Melanin-Concentrating Hormone Receptor 1 Antagonists Lacking an Aliphatic Amine: Synthesis and Structure-Activity Relationships of Novel 1-(Imidazo[1,2-a]pyridin-6-yl)pyridin-2(1H)-one Derivatives
Igawa, Hideyuki,Takahashi, Masashi,Kakegawa, Keiko,Kina, Asato,Ikoma, Minoru,Aida, Jumpei,Yasuma, Tsuneo,Kawata, Yayoi,Ashina, Shuntaro,Yamamoto, Syunsuke,Kundu, Mrinalkanti,Khamrai, Uttam,Hirabayashi, Hideki,Nakayama, Masaharu,Nagisa, Yasutaka,Kasai, Shizuo,Maekawa, Tsuyoshi
supporting information, p. 1116 - 1139 (2016/02/23)
Aiming to discover melanin-concentrating hormone receptor 1 (MCHR1) antagonists with improved safety profiles, we hypothesized that the aliphatic amine employed in most antagonists reported to date could be removed if the bicyclic motif of the compound scaffold interacted with Asp123 and/or Tyr272 of MCHR1. We excluded aliphatic amines from our compound designs, with a cutoff value of pKa 8, and explored aliphatic amine-free MCHR1 antagonists in a CNS-oriented chemical space limited by four descriptors (TPSA, ClogP, MW, and HBD count).
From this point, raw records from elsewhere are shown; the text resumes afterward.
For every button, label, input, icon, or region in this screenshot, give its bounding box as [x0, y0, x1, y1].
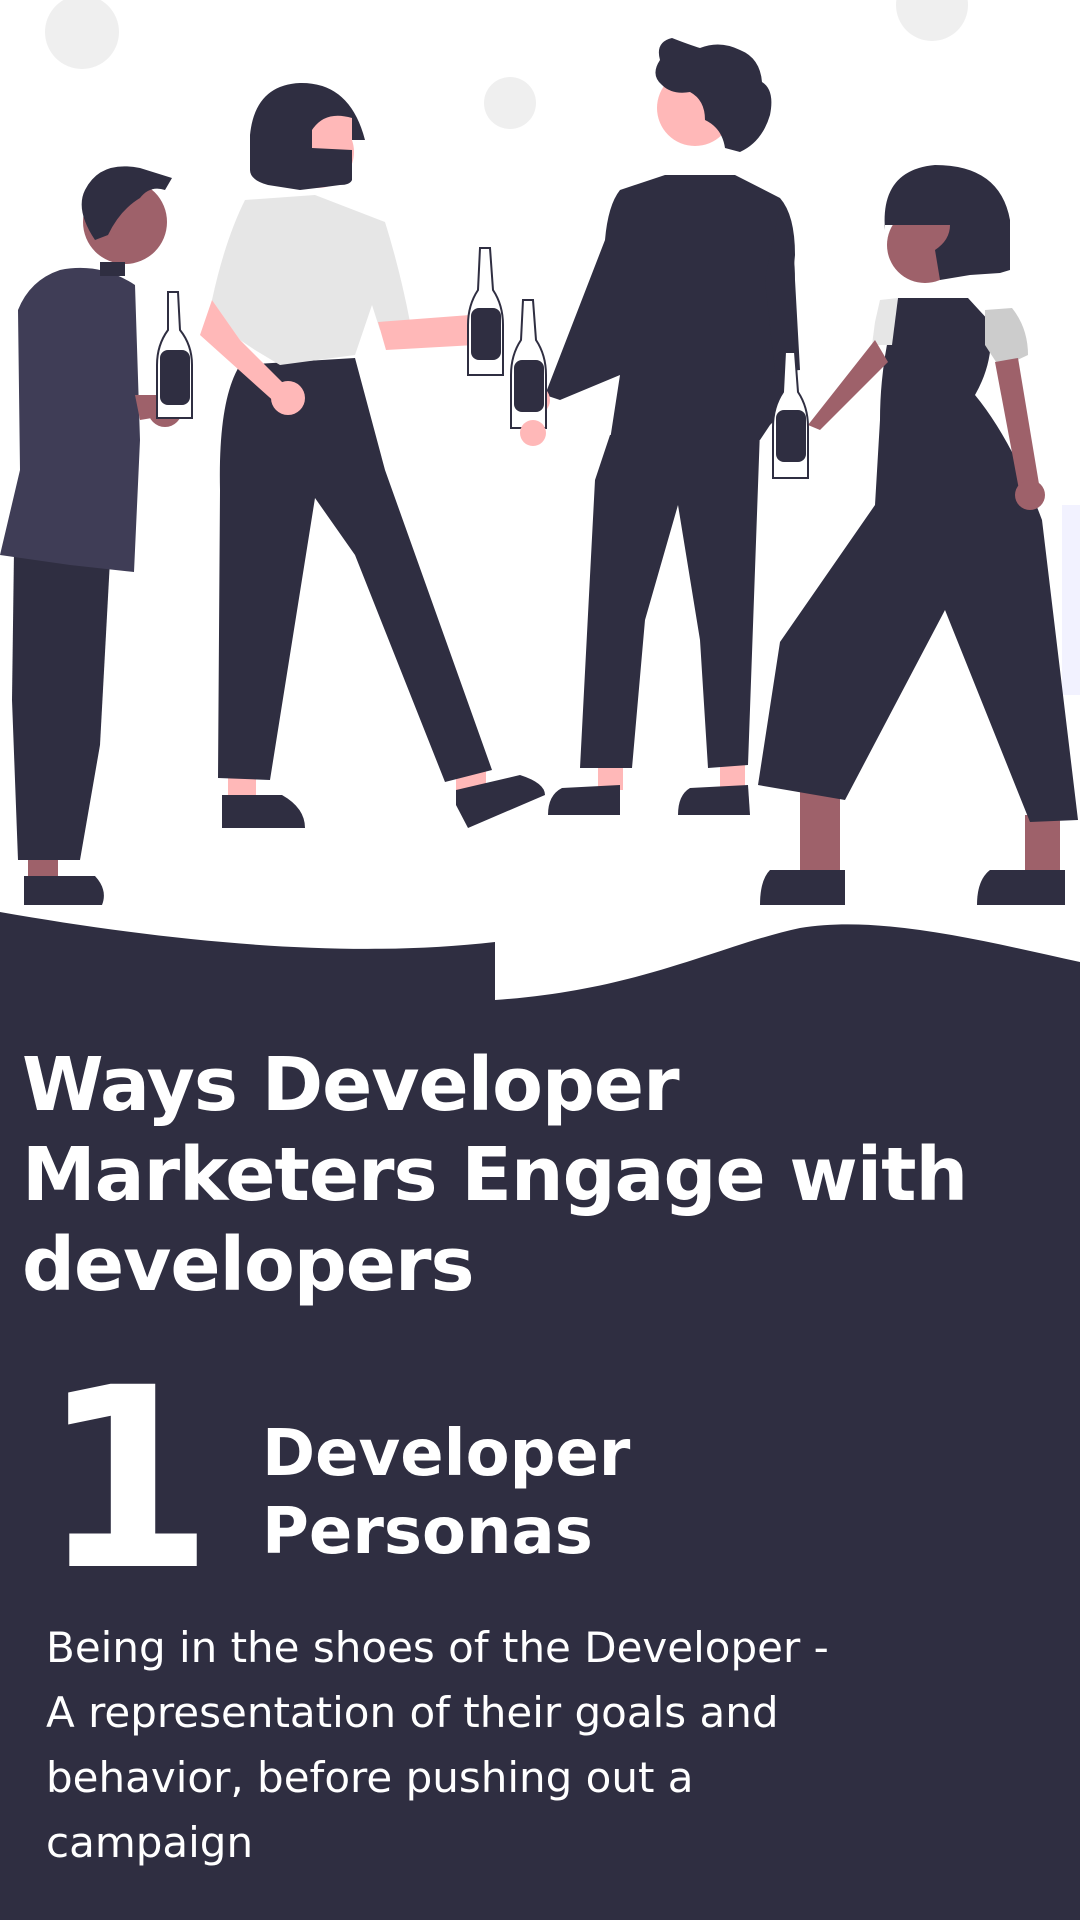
decor-panel	[1062, 505, 1080, 695]
description-line: campaign	[46, 1818, 254, 1867]
item-number: 1	[40, 1334, 214, 1625]
item-description: Being in the shoes of the Developer - A …	[46, 1615, 996, 1875]
person-icon	[520, 38, 800, 815]
title-line: Ways Developer	[22, 1042, 680, 1128]
item-title-line: Personas	[262, 1495, 593, 1569]
title-line: developers	[22, 1222, 474, 1308]
bottle-icon	[510, 299, 547, 446]
description-line: behavior, before pushing out a	[46, 1753, 694, 1802]
people-illustration	[0, 0, 1080, 905]
description-line: A representation of their goals and	[46, 1688, 779, 1737]
item-title-line: Developer	[262, 1417, 631, 1491]
person-icon	[200, 82, 545, 828]
decor-dot	[45, 0, 119, 69]
bottle-icon	[467, 247, 504, 376]
description-line: Being in the shoes of the Developer -	[46, 1623, 829, 1672]
page-title: Ways Developer Marketers Engage with dev…	[22, 1040, 1062, 1310]
title-line: Marketers Engage with	[22, 1132, 968, 1218]
decor-dot	[484, 77, 536, 129]
decor-dot	[896, 0, 968, 41]
person-icon	[758, 165, 1078, 905]
person-icon	[0, 166, 182, 905]
item-title: Developer Personas	[262, 1415, 962, 1571]
bottle-icon	[156, 291, 193, 419]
Screening of novel bicyclic motifs with high intrinsic binding affinity for MCHR1 identified the imidazo[1,2-a]pyridine ring (represented in compounds 6a and 6b), and subsequent cyclization of the central aliphatic amide linkage led to the discovery of a potent, orally bioavailable MCHR1 antagonist 4-[(4-chlorobenzyl)oxy]-1-(2-cyclopropyl-3-methylimidazo[1,2-a]pyridin-6-yl)pyridin-2(1H)-one 10a. It exhibited low potential for hERG inhibition and phospholipidosis induction as well as sufficient brain concentration to exert antiobesity effects in diet-induced obese rats.